Старушек было две. Очень разные внешне, но восхитительно одинаковые рисунком дефектов психики – буквально сестры по неврозам. Про себя я назвал их Левая и Правая.
Левая сказала:
– Раньше-то было… о-оой!
Сокрушенно уронила ладонь и покачала головой. То ли раньше было плохо, то ли сейчас еще хуже, но в любом случае дело дрянь.
Правая добавила:
– У, да. Это, вот это вот, недавно построили… Сарай этот.
Она указала сморщенным носом на «Фуршет».
– А что здесь находилось раньше? – спросил я.
– А?.. Чегой?..
– Говорю: что здесь было до «Фуршета»?
– У… Этот вот был, как же его… – Правая наморщила лоб и принялась вспоминать. Было ясно, что сам объект помнится ей хорошо, а вот название вылетело из памяти. – Этот, такой… для детей…
– Дети были… о-оой! – кивнула Левая.
– Имеете в виду, интернат?..
– Чегой?.. А, интернат, да. Интернат…
– А какой он был? Много ли детей? Как с ними обходились?
Чем хороши старушки – никогда не ставят под сомнение твое право на вопросы. «Кто ты такой? С чего это выспрашиваешь?» – такого от них не услышишь. В их глазах все ясно: ты молодой, потому глупый и не знаешь ни черта, вот и задаешь вопросы.
– Ну, какой… – Правая потерла подбородок. – Он, вроде, для этих был… беспризорников.
– Да не беспризорников, – вмешалась Левая, – а детей преступников. У кого родители сидят в тюрьме, тех, значит, сюда…
– Или вообще померли, – добавила Правая.
– Много было деток?
– Чегой?.. Много?.. Да не, чего много! Какое много! Там их человек десять было или двадцать… Меньше двадцати.

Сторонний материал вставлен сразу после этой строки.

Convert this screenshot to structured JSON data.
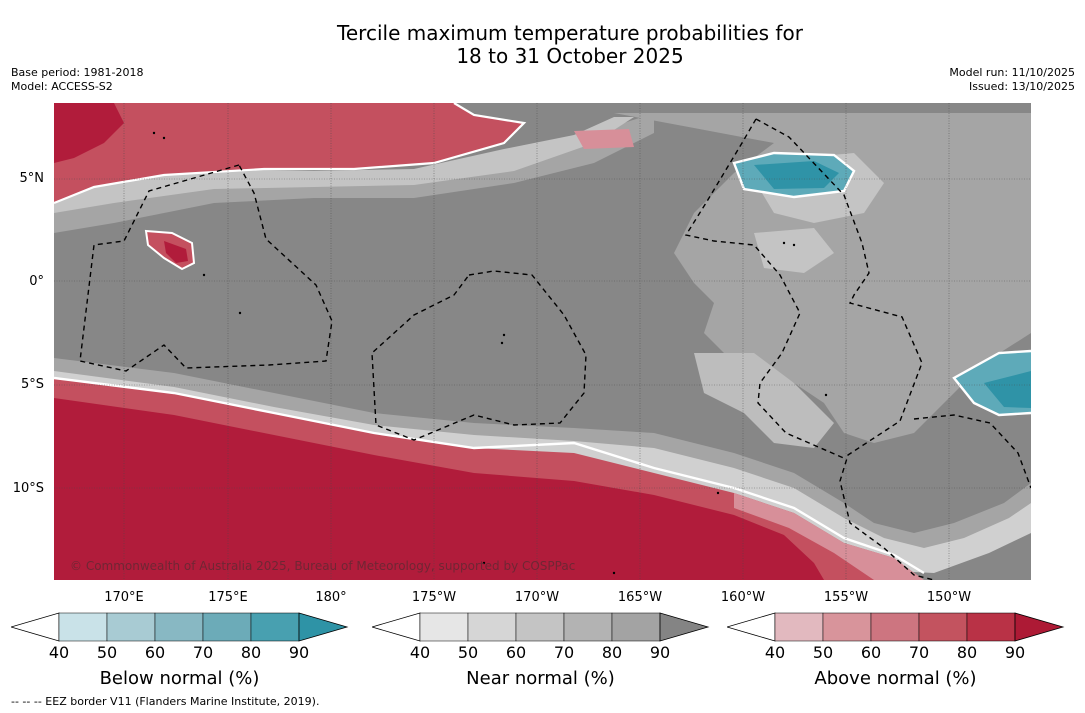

– О-ой, – вздохнула Левая.
– Что-то не так?
Левая издала смешок:
– Поживешь с мое – все у тебя будет не так! То бок болит, то ноги не гнутся, то не видишь ни черта… Как проснешься, так и думаешь: что же сегодня заболит новенькое?..
– А с детьми как оно было? В каких условиях их содержали?
– Да хорошо у них все было!
– Хорошо?
– У, да. То еще при советской власти было… Не, не при советской, но кадры еще старые. Умели работать. Я их начальника знала, интерната этого. Он был этот… как его… полковник, кажись.
– Да, полковник, – угрюмо кивнул я.
– Хороший мужик был, – сказала Правая и уважительно протянула: – У-ууу!.. Он знал, как их держать в узде, этих преступников малолетних. Они у него, это вот, по струнке ходили – любо-дорого. Иногда если выйдут на прогулку – их редко выводили за ворота, но бывало – так шагают ровненько, в рядочек, никто не балуется… Прямо шелковые дети были.
– Ой, да… – подтвердила Левая. – Хорошо их воспитывали, теперь так не умеют… Когда у себя там за забором игрались, то не видно, как они. Забор был высоченный, бетонный, метра три… Вон такой, как там, возле липы. И еще колючка сверху. Когда играли, так ни одного крика через забор!.. Вели себя спокойно, тихо, мирно. Говорили очень вежливо. Никаких там драк или слез… Им годиков по семь-восемь – а тишина, как в библиотеке…
– Шелковые дети?.. – уточнила Марина.
Ни Правая, ни Левая не ощутили змеиного яда в ее словах.
– У, да, воспитывали их на славу! Из такого вот паскудного семени растили нормальных людей! Хорошие там педагоги работали, все эти вот… психологи. А главный был полковник, военный человек, жесткий. Иначе и нельзя! Эту мелкую шваль надо твердо держать, в ежовых рукавицах. Иначе вырастут бандиты или эти вот… наркоманы.
– О-ой, – сказала Левая, – хорошо шло, да плохо кончилось.
– Чем?
– Чем?.. Детскими гробиками, вот чем! – выплюнула она со злобной радостью. Знайте, мол, как оно в жизни бывает. – Вон там вот стояли, шесть штук.